When creating users, some key points must be taken into consideration. Ask yourself the following questions while configuring a new user:

 

Should they be able to access any resource without restriction?

Administrators can access any resource without restriction.

Make a user administrator by selecting Administrator as the User type when creating the user.

 

Administrator user

Administrator user

 

Should they be able to add, edit, or delete entries?

Make a restricted user by selecting Restricted user as the User type when creating the user.

Set up manually which rights are granted to the user.

 

Restricted user

Restricted user

 

Should they be able to see sensitive information, or import and export entries?

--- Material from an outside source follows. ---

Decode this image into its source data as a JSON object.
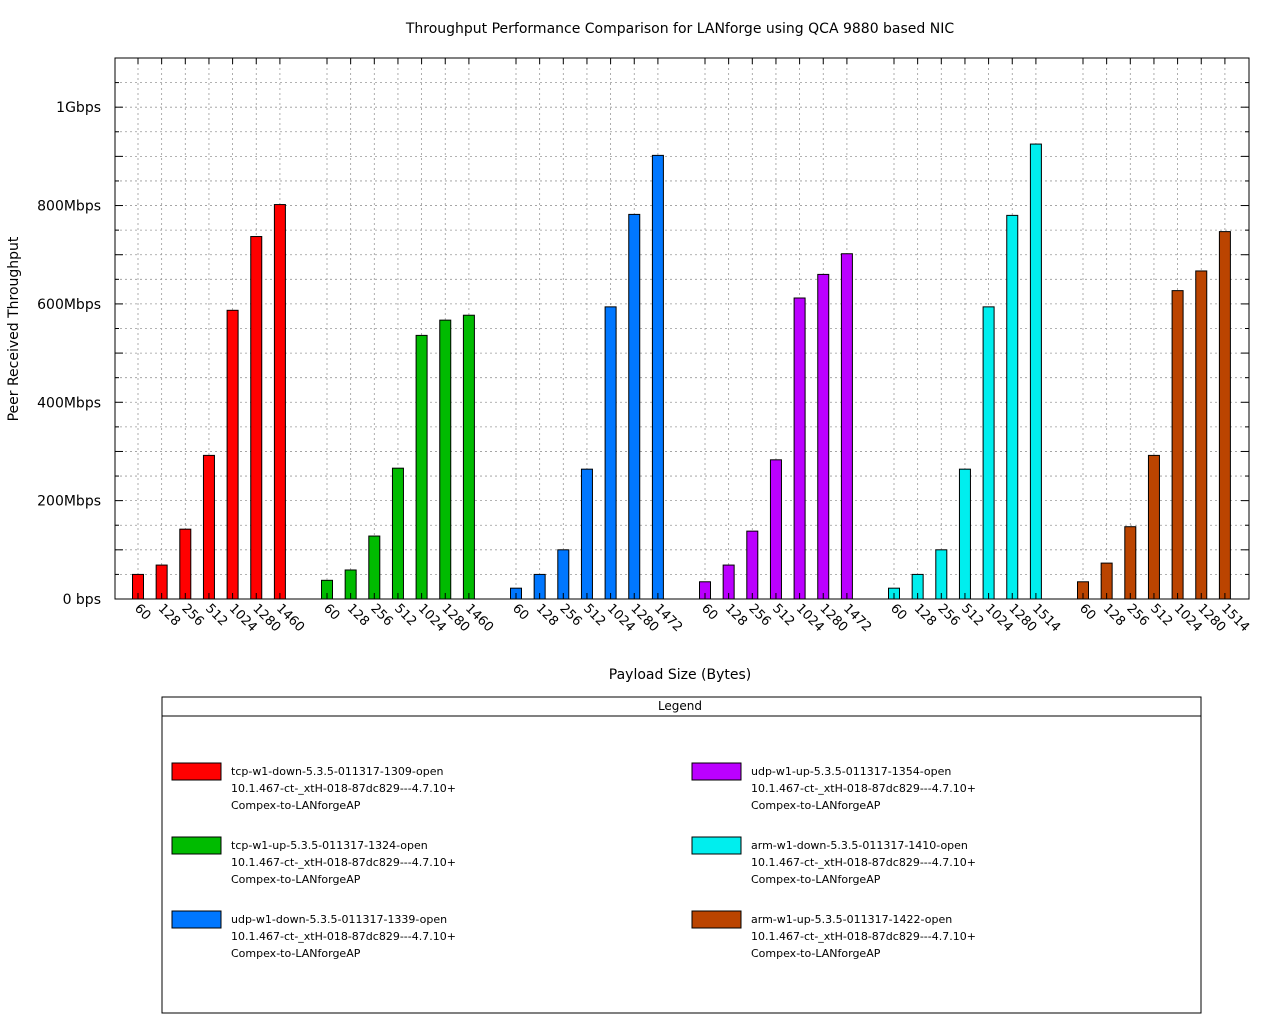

Configure the Privileges section when creating the user. Users should never be able to see passwords in clear text.

 

User privileges

User privileges

 

Entry configuration

 

Access is granted or denied to users by setting permission on entries. Permissions can be set to users or roles. The best practice is to grant permissions to roles to control access for multiple users at once.

 

To set permissions on an entry, edit any entry, then navigate to the Security – Permissions section.

 

Entry's permissions

Entry's permissions

 

Permissions are usually set on folders, and apply to all child entries. A best practice is to set all the permissions of the root folder to Never. As a result, all permissions of all entries are denied by default.

 

Root permissions

Root permissions

 

Access is denied to users by expressly granting the access to other users. In other words, all users that are not on the list of a permission have the access denied.

For a user to have access to a sub folder, the user must have at least the view permission on all parent folders.

 

Consider the following structure:

 

 

There are three levels of folders: the root, Telemark, and child items of Telemark.

 

Suppose that a user, such as a consultant, must have access to the Montreal folder only. The consultant must be granted the view permission on the Telemark folder as well. However, granting the view access to the Telemark folder gives to the consultant the permissions to view all child items of Telemark. To deny the view permissions for the consultant on specific child items, the view permissions of these items must be expressly set for other users.